Part 3: bundling and deploying
I used vite
to generate both a CommonJS and ES module version bundles for this project using the following configuration (you could get away with just ES if you don't need both):
import { defineConfig } from "vite";
import { resolve } from "node:path";
export default defineConfig({
build: {
lib: {
entry: resolve(__dirname, "src/index.ts"),
formats: ["cjs", "es"],
fileName: "index",
},
target: "es2020",
},
});
The tsconfig.json
file is quite straightforward:
{
"compilerOptions": {
"target": "ESNext",
"lib": ["ESNext", "DOM"],
"strict": true,
"module": "ESNext",
"moduleResolution": "NodeNext"
},
"include": ["src", "tasks"]
}
After building the parser and running vite build
the dist
directory contains both the CJS and ES versions named index.js
and index.cjs
.
Using wrangler you can then upload either version to deploy it to the cloud. Before running this command, you'll need to create a worker and use its name and a date appropriate according to their documentation:
wrangler deploy dist/index.js --name <name> --compatibility-date <date>
After deploying the 4-some kilobytes of gzipped code, the worker will be up and running in a matter of seconds and ready to respond to any algebraic problem you can throw at it!

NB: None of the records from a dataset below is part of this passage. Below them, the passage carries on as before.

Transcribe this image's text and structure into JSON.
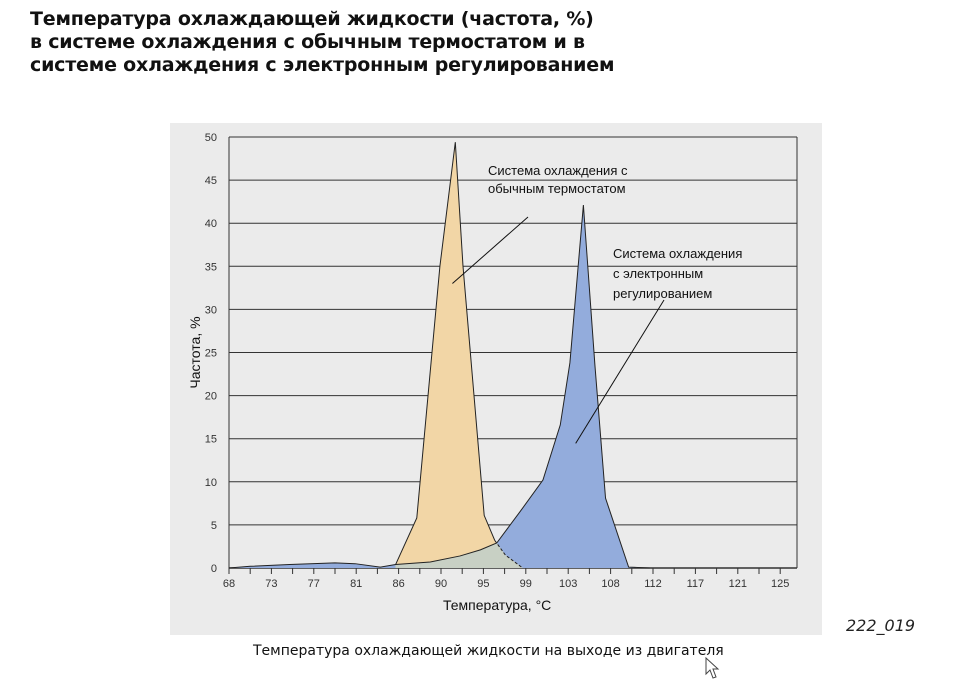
{
  "title": "Температура охлаждающей жидкости (частота, %)\nв системе охлаждения с обычным термостатом и в\nсистеме охлаждения с электронным регулированием",
  "figure_code": "222_019",
  "caption": "Температура охлаждающей жидкости на выходе из двигателя",
  "colors": {
    "conventional": "#f2d6a6",
    "electronic": "#93acdc",
    "overlap": "#c8d0c4",
    "grid": "#333333"
  },
  "chart_data": {
    "type": "area",
    "xlabel": "Температура, °C",
    "ylabel": "Частота, %",
    "ylim": [
      0,
      50
    ],
    "xlim": [
      68,
      127
    ],
    "yticks": [
      0,
      5,
      10,
      15,
      20,
      25,
      30,
      35,
      40,
      45,
      50
    ],
    "xtick_labels": [
      "68",
      "73",
      "77",
      "81",
      "86",
      "90",
      "95",
      "99",
      "103",
      "108",
      "112",
      "117",
      "121",
      "125"
    ],
    "grid": true,
    "series": [
      {
        "name": "Система охлаждения с электронным регулированием",
        "x": [
          68,
          70.2,
          74.3,
          79,
          81.1,
          83.7,
          85.3,
          88.9,
          92,
          94.1,
          95.8,
          98.2,
          100.6,
          102.4,
          103.4,
          104.8,
          106,
          107.1,
          109.5,
          111.7
        ],
        "y": [
          0,
          0.2,
          0.4,
          0.6,
          0.5,
          0.1,
          0.4,
          0.7,
          1.4,
          2.1,
          2.9,
          6.5,
          10.2,
          16.6,
          23.8,
          42.1,
          23.5,
          8.1,
          0.1,
          0
        ]
      },
      {
        "name": "Система охлаждения с обычным термостатом",
        "x": [
          85.3,
          87.5,
          89.9,
          91.5,
          92.3,
          94.5,
          95.6,
          96.7,
          98.5
        ],
        "y": [
          0.4,
          5.8,
          35,
          49.4,
          35,
          6.1,
          3.2,
          1.5,
          0
        ]
      }
    ],
    "annotations": [
      {
        "text": [
          "Система охлаждения с",
          "обычным термостатом"
        ],
        "series": 1,
        "pointer_to": [
          91.2,
          33
        ]
      },
      {
        "text": [
          "Система охлаждения",
          "с электронным",
          "регулированием"
        ],
        "series": 0,
        "pointer_to": [
          104,
          22
        ]
      }
    ]
  }
}
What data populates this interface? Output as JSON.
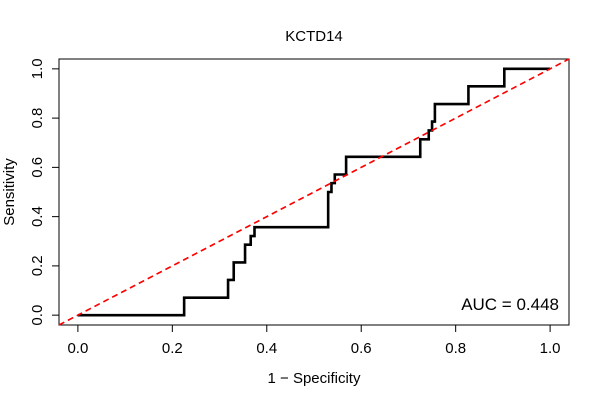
{
  "chart_data": {
    "type": "line",
    "title": "KCTD14",
    "xlabel": "1 − Specificity",
    "ylabel": "Sensitivity",
    "xlim": [
      -0.04,
      1.04
    ],
    "ylim": [
      -0.04,
      1.04
    ],
    "x_ticks": [
      "0.0",
      "0.2",
      "0.4",
      "0.6",
      "0.8",
      "1.0"
    ],
    "y_ticks": [
      "0.0",
      "0.2",
      "0.4",
      "0.6",
      "0.8",
      "1.0"
    ],
    "annotation": "AUC = 0.448",
    "grid": false,
    "series": [
      {
        "kind": "roc-curve",
        "color": "#000000",
        "x": [
          0.0,
          0.225,
          0.225,
          0.318,
          0.318,
          0.33,
          0.33,
          0.354,
          0.354,
          0.366,
          0.366,
          0.374,
          0.374,
          0.53,
          0.53,
          0.537,
          0.537,
          0.544,
          0.544,
          0.568,
          0.568,
          0.725,
          0.725,
          0.743,
          0.743,
          0.75,
          0.75,
          0.756,
          0.756,
          0.827,
          0.827,
          0.903,
          0.903,
          1.0
        ],
        "y": [
          0.0,
          0.0,
          0.071,
          0.071,
          0.143,
          0.143,
          0.214,
          0.214,
          0.286,
          0.286,
          0.321,
          0.321,
          0.357,
          0.357,
          0.5,
          0.5,
          0.536,
          0.536,
          0.571,
          0.571,
          0.643,
          0.643,
          0.714,
          0.714,
          0.75,
          0.75,
          0.786,
          0.786,
          0.857,
          0.857,
          0.929,
          0.929,
          1.0,
          1.0
        ]
      },
      {
        "kind": "reference-diagonal",
        "color": "#ff0000",
        "x": [
          -0.04,
          1.04
        ],
        "y": [
          -0.04,
          1.04
        ]
      }
    ]
  }
}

You can also use fetch('https://expr.run/...')
in your own apps/web pages to compute things on the fly without having to roll your own parser.
Conclusion
Often times, learning something requires a significant investment in time, but with the right goal in mind, you can make fast progress and be productive without feeling overwhelmed.
Build something silly. Go on, have fun.